Polluants éternels : ce que les chercheurs viennent de découvrir dans notre sang change l’alerte sanitaire
Une étude américaine récente met en lumière la prévalence alarmante des PFAS, des substances chimiques de synthèse, dans le sang humain. Publiée dans le Journal of Occupational and Environmental Hygiene, cette recherche a analysé plus de 10 500 échantillons de sérum et de plasma, révélant que la plupart des échantillons contiennent plusieurs types de PFAS.

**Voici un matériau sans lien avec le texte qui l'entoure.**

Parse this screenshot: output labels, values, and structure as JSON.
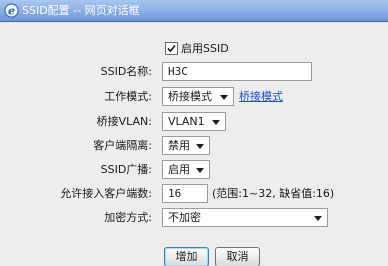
{
  "window": {
    "title": "SSID配置 -- 网页对话框"
  },
  "form": {
    "enable_ssid": {
      "label": "启用SSID",
      "checked": true
    },
    "ssid_name": {
      "label": "SSID名称:",
      "value": "H3C"
    },
    "work_mode": {
      "label": "工作模式:",
      "value": "桥接模式",
      "link": "桥接模式"
    },
    "bridge_vlan": {
      "label": "桥接VLAN:",
      "value": "VLAN1"
    },
    "client_isolation": {
      "label": "客户端隔离:",
      "value": "禁用"
    },
    "ssid_broadcast": {
      "label": "SSID广播:",
      "value": "启用"
    },
    "max_clients": {
      "label": "允许接入客户端数:",
      "value": "16",
      "hint": "(范围:1~32, 缺省值:16)"
    },
    "encryption": {
      "label": "加密方式:",
      "value": "不加密"
    }
  },
  "buttons": {
    "add": "增加",
    "cancel": "取消"
  }
}
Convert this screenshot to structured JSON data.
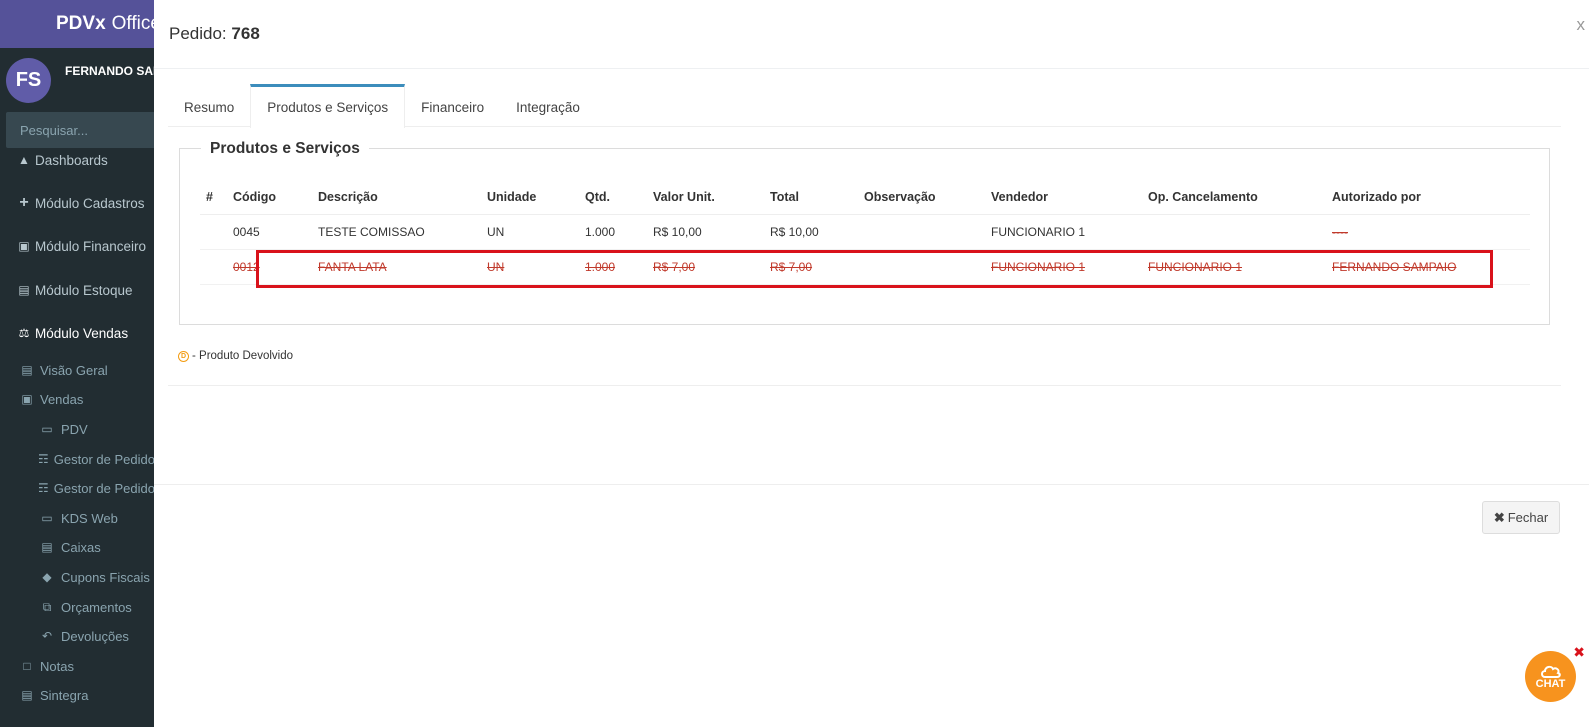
{
  "sidebar": {
    "brand_bold": "PDVx",
    "brand_rest": "Office",
    "avatar_initials": "FS",
    "user_name": "FERNANDO SAMPAIO",
    "search_placeholder": "Pesquisar...",
    "items": [
      {
        "label": "Dashboards",
        "icon": "area-chart-icon"
      },
      {
        "label": "Módulo Cadastros",
        "icon": "plus-icon"
      },
      {
        "label": "Módulo Financeiro",
        "icon": "money-icon"
      },
      {
        "label": "Módulo Estoque",
        "icon": "archive-icon"
      },
      {
        "label": "Módulo Vendas",
        "icon": "balance-scale-icon"
      },
      {
        "label": "Visão Geral",
        "icon": "bar-chart-icon"
      },
      {
        "label": "Vendas",
        "icon": "money-icon"
      },
      {
        "label": "PDV",
        "icon": "desktop-icon"
      },
      {
        "label": "Gestor de Pedidos",
        "icon": "sitemap-icon"
      },
      {
        "label": "Gestor de Pedidos",
        "icon": "sitemap-icon"
      },
      {
        "label": "KDS Web",
        "icon": "desktop-icon"
      },
      {
        "label": "Caixas",
        "icon": "fax-icon"
      },
      {
        "label": "Cupons Fiscais",
        "icon": "ticket-icon"
      },
      {
        "label": "Orçamentos",
        "icon": "copy-icon"
      },
      {
        "label": "Devoluções",
        "icon": "reply-icon"
      },
      {
        "label": "Notas",
        "icon": "file-icon"
      },
      {
        "label": "Sintegra",
        "icon": "file-text-icon"
      }
    ]
  },
  "modal": {
    "title_label": "Pedido:",
    "order_number": "768",
    "close_symbol": "x",
    "tabs": [
      "Resumo",
      "Produtos e Serviços",
      "Financeiro",
      "Integração"
    ],
    "active_tab": "Produtos e Serviços",
    "section_title": "Produtos e Serviços",
    "columns": [
      "#",
      "Código",
      "Descrição",
      "Unidade",
      "Qtd.",
      "Valor Unit.",
      "Total",
      "Observação",
      "Vendedor",
      "Op. Cancelamento",
      "Autorizado por"
    ],
    "rows": [
      {
        "num": "",
        "codigo": "0045",
        "descricao": "TESTE COMISSAO",
        "unidade": "UN",
        "qtd": "1.000",
        "valor_unit": "R$ 10,00",
        "total": "R$ 10,00",
        "observacao": "",
        "vendedor": "FUNCIONARIO 1",
        "op_cancelamento": "",
        "autorizado_por": "----"
      },
      {
        "num": "",
        "codigo": "0012",
        "descricao": "FANTA LATA",
        "unidade": "UN",
        "qtd": "1.000",
        "valor_unit": "R$ 7,00",
        "total": "R$ 7,00",
        "observacao": "",
        "vendedor": "FUNCIONARIO 1",
        "op_cancelamento": "FUNCIONARIO 1",
        "autorizado_por": "FERNANDO SAMPAIO"
      }
    ],
    "legend_badge": "D",
    "legend_text": "- Produto Devolvido",
    "close_button_label": "Fechar"
  },
  "chat_label": "CHAT",
  "colors": {
    "sidebar_bg": "#222d32",
    "brand_bg": "#555299",
    "avatar_bg": "#605ca8",
    "tab_accent": "#3c8dbc",
    "cancelled_text": "#c0392b",
    "highlight_frame": "#d9121b",
    "chat_orange": "#f7931e"
  }
}
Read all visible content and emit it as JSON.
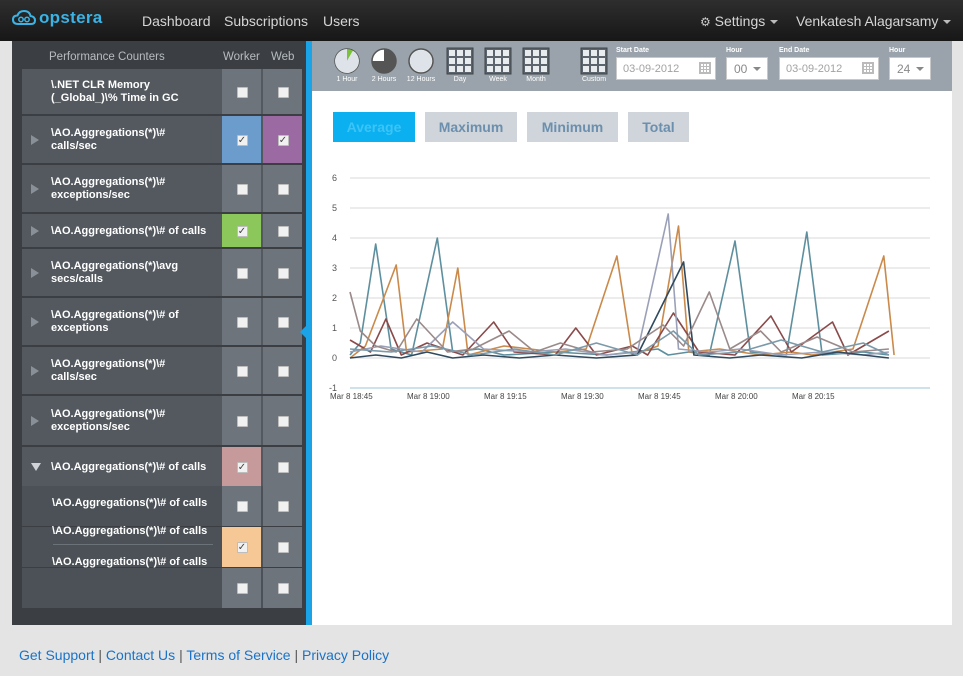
{
  "app": {
    "logo_text": "opstera"
  },
  "nav": {
    "dashboard": "Dashboard",
    "subscriptions": "Subscriptions",
    "users": "Users",
    "settings": "Settings",
    "user_name": "Venkatesh Alagarsamy"
  },
  "sidebar": {
    "header": {
      "counters": "Performance Counters",
      "worker": "Worker",
      "web": "Web"
    },
    "counters": [
      {
        "label": "\\.NET CLR Memory (_Global_)\\% Time in GC",
        "arrow": "none",
        "worker": false,
        "web": false
      },
      {
        "label": "\\AO.Aggregations(*)\\# calls/sec",
        "arrow": "right",
        "worker": true,
        "web": true,
        "worker_color": "#6c9ccc",
        "web_color": "#9b6aa3"
      },
      {
        "label": "\\AO.Aggregations(*)\\# exceptions/sec",
        "arrow": "right",
        "worker": false,
        "web": false
      },
      {
        "label": "\\AO.Aggregations(*)\\# of calls",
        "arrow": "right",
        "worker": true,
        "web": false,
        "worker_color": "#8bc75a"
      },
      {
        "label": "\\AO.Aggregations(*)\\avg secs/calls",
        "arrow": "right",
        "worker": false,
        "web": false
      },
      {
        "label": "\\AO.Aggregations(*)\\# of exceptions",
        "arrow": "right",
        "worker": false,
        "web": false
      },
      {
        "label": "\\AO.Aggregations(*)\\# calls/sec",
        "arrow": "right",
        "worker": false,
        "web": false
      },
      {
        "label": "\\AO.Aggregations(*)\\# exceptions/sec",
        "arrow": "right",
        "worker": false,
        "web": false
      },
      {
        "label": "\\AO.Aggregations(*)\\# of calls",
        "arrow": "down",
        "worker": true,
        "web": false,
        "worker_color": "#c69a9a"
      }
    ],
    "sub_items": [
      {
        "label": "\\AO.Aggregations(*)\\# of calls",
        "worker": false,
        "web": false
      },
      {
        "label": "\\AO.Aggregations(*)\\# of calls",
        "worker": true,
        "web": false,
        "worker_color": "#f5c896"
      },
      {
        "label": "\\AO.Aggregations(*)\\# of calls",
        "worker": false,
        "web": false
      }
    ]
  },
  "toolbar": {
    "ranges": [
      {
        "label": "1 Hour",
        "icon": "clock-1-hour-icon",
        "fill": 0.083,
        "active": true
      },
      {
        "label": "2 Hours",
        "icon": "clock-2-hours-icon",
        "fill": 0.75,
        "active": false
      },
      {
        "label": "12 Hours",
        "icon": "clock-12-hours-icon",
        "fill": 0,
        "active": false
      },
      {
        "label": "Day",
        "icon": "grid-day-icon",
        "active": false
      },
      {
        "label": "Week",
        "icon": "grid-week-icon",
        "active": false
      },
      {
        "label": "Month",
        "icon": "grid-month-icon",
        "active": false
      },
      {
        "label": "Custom",
        "icon": "grid-custom-icon",
        "active": false
      }
    ],
    "start_date_label": "Start Date",
    "start_date_value": "03-09-2012",
    "start_hour_label": "Hour",
    "start_hour_value": "00",
    "end_date_label": "End Date",
    "end_date_value": "03-09-2012",
    "end_hour_label": "Hour",
    "end_hour_value": "24"
  },
  "tabs": [
    {
      "label": "Average",
      "active": true
    },
    {
      "label": "Maximum",
      "active": false
    },
    {
      "label": "Minimum",
      "active": false
    },
    {
      "label": "Total",
      "active": false
    }
  ],
  "chart_data": {
    "type": "line",
    "title": "",
    "xlabel": "",
    "ylabel": "",
    "ylim": [
      -1,
      6
    ],
    "yticks": [
      -1,
      0,
      1,
      2,
      3,
      4,
      5,
      6
    ],
    "xlim": [
      0,
      113
    ],
    "x_ticks": [
      {
        "label": "Mar 8 18:45",
        "minute": 0
      },
      {
        "label": "Mar 8 19:00",
        "minute": 15
      },
      {
        "label": "Mar 8 19:15",
        "minute": 30
      },
      {
        "label": "Mar 8 19:30",
        "minute": 45
      },
      {
        "label": "Mar 8 19:45",
        "minute": 60
      },
      {
        "label": "Mar 8 20:00",
        "minute": 75
      },
      {
        "label": "Mar 8 20:15",
        "minute": 90
      }
    ],
    "grid": true,
    "series": [
      {
        "color": "#5e8f9e",
        "points": [
          [
            0,
            0.1
          ],
          [
            2,
            0.5
          ],
          [
            5,
            3.8
          ],
          [
            8,
            0.3
          ],
          [
            12,
            0.1
          ],
          [
            17,
            4.0
          ],
          [
            20,
            0.2
          ],
          [
            25,
            0.3
          ],
          [
            30,
            0.1
          ],
          [
            40,
            0.2
          ],
          [
            50,
            0.1
          ],
          [
            60,
            0.3
          ],
          [
            62,
            0.1
          ],
          [
            66,
            0.2
          ],
          [
            70,
            0.1
          ],
          [
            75,
            3.9
          ],
          [
            78,
            0.2
          ],
          [
            85,
            0.1
          ],
          [
            89,
            4.2
          ],
          [
            92,
            0.1
          ],
          [
            100,
            0.2
          ],
          [
            105,
            0.1
          ]
        ]
      },
      {
        "color": "#c98a4b",
        "points": [
          [
            0,
            0.0
          ],
          [
            3,
            0.4
          ],
          [
            9,
            3.1
          ],
          [
            11,
            0.2
          ],
          [
            18,
            0.3
          ],
          [
            21,
            3.0
          ],
          [
            23,
            0.1
          ],
          [
            30,
            0.4
          ],
          [
            40,
            0.2
          ],
          [
            46,
            0.3
          ],
          [
            52,
            3.4
          ],
          [
            55,
            0.1
          ],
          [
            60,
            0.4
          ],
          [
            64,
            4.4
          ],
          [
            66,
            0.2
          ],
          [
            72,
            0.3
          ],
          [
            80,
            0.1
          ],
          [
            86,
            0.2
          ],
          [
            90,
            0.1
          ],
          [
            98,
            0.3
          ],
          [
            104,
            3.4
          ],
          [
            106,
            0.1
          ]
        ]
      },
      {
        "color": "#8a4a4a",
        "points": [
          [
            0,
            0.6
          ],
          [
            4,
            0.2
          ],
          [
            7,
            1.3
          ],
          [
            10,
            0.1
          ],
          [
            15,
            0.5
          ],
          [
            22,
            0.1
          ],
          [
            28,
            1.2
          ],
          [
            32,
            0.2
          ],
          [
            40,
            0.1
          ],
          [
            44,
            1.0
          ],
          [
            48,
            0.1
          ],
          [
            55,
            0.4
          ],
          [
            58,
            0.1
          ],
          [
            63,
            1.5
          ],
          [
            68,
            0.2
          ],
          [
            75,
            0.1
          ],
          [
            82,
            1.4
          ],
          [
            86,
            0.2
          ],
          [
            94,
            1.2
          ],
          [
            97,
            0.1
          ],
          [
            105,
            0.9
          ]
        ]
      },
      {
        "color": "#9aa0b8",
        "points": [
          [
            0,
            0.2
          ],
          [
            6,
            0.4
          ],
          [
            14,
            0.2
          ],
          [
            20,
            1.2
          ],
          [
            26,
            0.3
          ],
          [
            35,
            0.2
          ],
          [
            42,
            0.3
          ],
          [
            50,
            0.1
          ],
          [
            56,
            0.2
          ],
          [
            62,
            4.8
          ],
          [
            64,
            0.3
          ],
          [
            70,
            0.2
          ],
          [
            76,
            0.3
          ],
          [
            84,
            0.1
          ],
          [
            92,
            0.2
          ],
          [
            100,
            0.1
          ],
          [
            105,
            0.2
          ]
        ]
      },
      {
        "color": "#2f4a5e",
        "points": [
          [
            0,
            0.0
          ],
          [
            5,
            0.1
          ],
          [
            10,
            0.0
          ],
          [
            15,
            0.2
          ],
          [
            20,
            0.0
          ],
          [
            26,
            0.1
          ],
          [
            33,
            0.0
          ],
          [
            40,
            0.1
          ],
          [
            48,
            0.0
          ],
          [
            56,
            0.1
          ],
          [
            65,
            3.2
          ],
          [
            67,
            0.1
          ],
          [
            74,
            0.0
          ],
          [
            80,
            0.1
          ],
          [
            88,
            0.0
          ],
          [
            95,
            0.2
          ],
          [
            105,
            0.0
          ]
        ]
      },
      {
        "color": "#9a8a8a",
        "points": [
          [
            0,
            2.2
          ],
          [
            2,
            0.9
          ],
          [
            5,
            0.4
          ],
          [
            9,
            0.2
          ],
          [
            13,
            1.3
          ],
          [
            19,
            0.2
          ],
          [
            24,
            0.3
          ],
          [
            31,
            0.9
          ],
          [
            36,
            0.2
          ],
          [
            41,
            0.5
          ],
          [
            47,
            0.2
          ],
          [
            54,
            0.3
          ],
          [
            61,
            1.1
          ],
          [
            65,
            0.4
          ],
          [
            70,
            2.2
          ],
          [
            74,
            0.3
          ],
          [
            80,
            0.9
          ],
          [
            84,
            0.2
          ],
          [
            91,
            0.7
          ],
          [
            98,
            0.2
          ],
          [
            105,
            0.3
          ]
        ]
      },
      {
        "color": "#7a9aaa",
        "points": [
          [
            0,
            0.3
          ],
          [
            8,
            0.2
          ],
          [
            16,
            0.4
          ],
          [
            24,
            0.1
          ],
          [
            32,
            0.3
          ],
          [
            40,
            0.1
          ],
          [
            48,
            0.5
          ],
          [
            56,
            0.1
          ],
          [
            63,
            0.9
          ],
          [
            68,
            0.1
          ],
          [
            76,
            0.2
          ],
          [
            84,
            0.6
          ],
          [
            92,
            0.2
          ],
          [
            100,
            0.5
          ],
          [
            105,
            0.1
          ]
        ]
      }
    ]
  },
  "footer": {
    "get_support": "Get Support",
    "contact_us": "Contact Us",
    "terms": "Terms of Service",
    "privacy": "Privacy Policy",
    "separator": "|"
  }
}
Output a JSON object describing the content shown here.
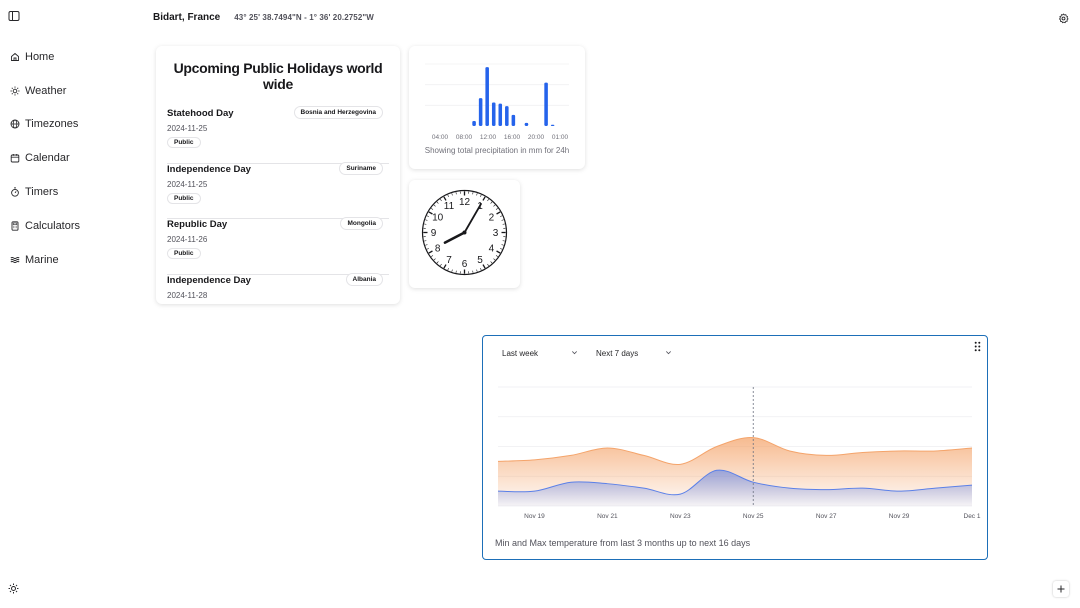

Les PFAS, souvent appelés « polluants éternels », se retrouvent dans divers produits de consommation courante tels que les emballages alimentaires, les textiles, les ustensiles de cuisine et les cosmétiques. Leur principal problème réside dans leur persistance dans l’environnement et leur capacité à s’accumuler dans l’organisme.
Dans cette étude, seulement 19 échantillons n’ont montré qu’un seul type de PFAS, tandis que la combinaison la plus fréquente, impliquant cinq composés, a été détectée dans 2 754 échantillons, représentant 26,1 % des cas analysés. Selon la Dre Laura Labay, toxicologue et auteure principale de l’étude, ces résultats soulignent l’importance de comprendre les effets combinés de l’exposition à plusieurs PFAS sur la santé humaine.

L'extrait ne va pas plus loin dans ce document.